Featured Research

from universities, journals, and other organizations

Finding common ground fosters understanding of climate change

Date:
February 17, 2014
Source:
Michigan State University
Summary:
Grasping the concept of climate change and its impact on the environment can be difficult. Establishing common ground and using models, however, can break down barriers and present the concept in an easily understood manner, says an ecologist and modeler.

Grasping the concept of climate change and its impact on the environment can be difficult. Establishing common ground and using models, however, can break down barriers and present the concept in an easily understood manner.

Related Articles


In a presentation at this year's meeting of the American Association for the Advancement of Science, Michigan State University systems ecologist and modeler Laura Schmitt-Olabisi shows how system dynamics models effectively communicate the challenges and implications of climate change.

"In order to face the ongoing challenges posed by climate adaptation, there is a need for tools that can foster dialogue across traditional boundaries, such as those between scientists, the general public and decision makers," Schmitt-Olabisi said. "Using boundary objects, such as maps, diagrams and models, all groups involved can use these objects to have a discussion to create possible solutions."

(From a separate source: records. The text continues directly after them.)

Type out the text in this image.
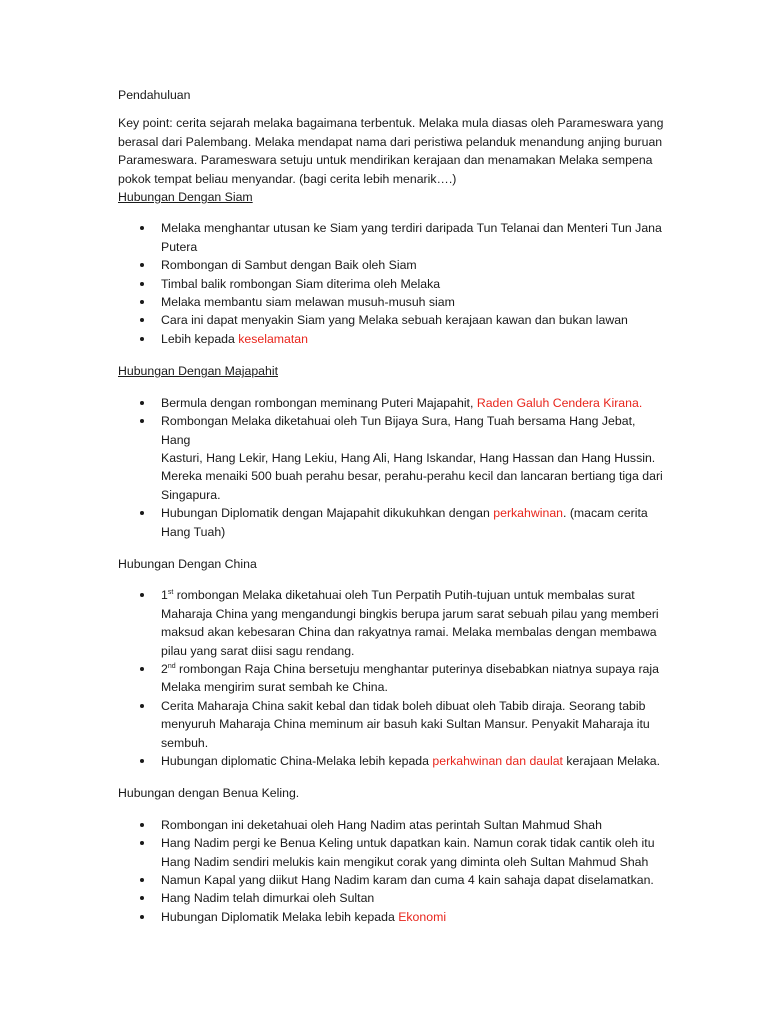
Pendahuluan

Key point: cerita sejarah melaka bagaimana terbentuk. Melaka mula diasas oleh Parameswara yang
berasal dari Palembang. Melaka mendapat nama dari peristiwa pelanduk menandung anjing buruan
Parameswara. Parameswara setuju untuk mendirikan kerajaan dan menamakan Melaka sempena
pokok tempat beliau menyandar. (bagi cerita lebih menarik….)

Hubungan Dengan Siam

Melaka menghantar utusan ke Siam yang terdiri daripada Tun Telanai dan Menteri Tun Jana
Putera
Rombongan di Sambut dengan Baik oleh Siam
Timbal balik rombongan Siam diterima oleh Melaka
Melaka membantu siam melawan musuh-musuh siam
Cara ini dapat menyakin Siam yang Melaka sebuah kerajaan kawan dan bukan lawan
Lebih kepada keselamatan

Hubungan Dengan Majapahit

Bermula dengan rombongan meminang Puteri Majapahit, Raden Galuh Cendera Kirana.
Rombongan Melaka diketahuai oleh Tun Bijaya Sura, Hang Tuah bersama Hang Jebat, Hang
Kasturi, Hang Lekir, Hang Lekiu, Hang Ali, Hang Iskandar, Hang Hassan dan Hang Hussin.
Mereka menaiki 500 buah perahu besar, perahu-perahu kecil dan lancaran bertiang tiga dari
Singapura.
Hubungan Diplomatik dengan Majapahit dikukuhkan dengan perkahwinan. (macam cerita
Hang Tuah)

Hubungan Dengan China

1st rombongan Melaka diketahuai oleh Tun Perpatih Putih-tujuan untuk membalas surat
Maharaja China yang mengandungi bingkis berupa jarum sarat sebuah pilau yang memberi
maksud akan kebesaran China dan rakyatnya ramai. Melaka membalas dengan membawa
pilau yang sarat diisi sagu rendang.
2nd rombongan Raja China bersetuju menghantar puterinya disebabkan niatnya supaya raja
Melaka mengirim surat sembah ke China.
Cerita Maharaja China sakit kebal dan tidak boleh dibuat oleh Tabib diraja. Seorang tabib
menyuruh Maharaja China meminum air basuh kaki Sultan Mansur. Penyakit Maharaja itu
sembuh.
Hubungan diplomatic China-Melaka lebih kepada perkahwinan dan daulat kerajaan Melaka.

Hubungan dengan Benua Keling.

Rombongan ini deketahuai oleh Hang Nadim atas perintah Sultan Mahmud Shah
Hang Nadim pergi ke Benua Keling untuk dapatkan kain. Namun corak tidak cantik oleh itu
Hang Nadim sendiri melukis kain mengikut corak yang diminta oleh Sultan Mahmud Shah
Namun Kapal yang diikut Hang Nadim karam dan cuma 4 kain sahaja dapat diselamatkan.
Hang Nadim telah dimurkai oleh Sultan
Hubungan Diplomatik Melaka lebih kepada Ekonomi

Schmitt-Olabisi has vast experience working directly with stakeholders using participatory model-building techniques. She uses a model of a hypothetical heat wave in Detroit to illustrate the implications of climate change.

Climate change is anticipated to increase the frequency and intensity of heat waves in the Midwest, which could potentially claim hundreds or thousands of lives. Hot weather kills more people in the United States annually than any other type of natural disaster, and the impacts of heat on human health will be a major climate change adaptation challenge.

To better understand urban health systems and how they respond to heat waves, Schmitt-Olabisi's team interviewed urban planners, health officials and emergency managers. They translated those interviews into a computer model along with data from earlier Midwestern heat waves.

Participants are able to manipulate the model and watch how their changes affect the outcome of an emergency. The exercise revealed some important limitations of previous approaches to reducing deaths and hospitalizations caused by extreme heat.

"The model challenges some widely held assumptions, such as the belief that opening more cooling centers is the best solution," Schmitt-Olabisi said. "As it turns out, these centers are useless if people don't know they should go to them."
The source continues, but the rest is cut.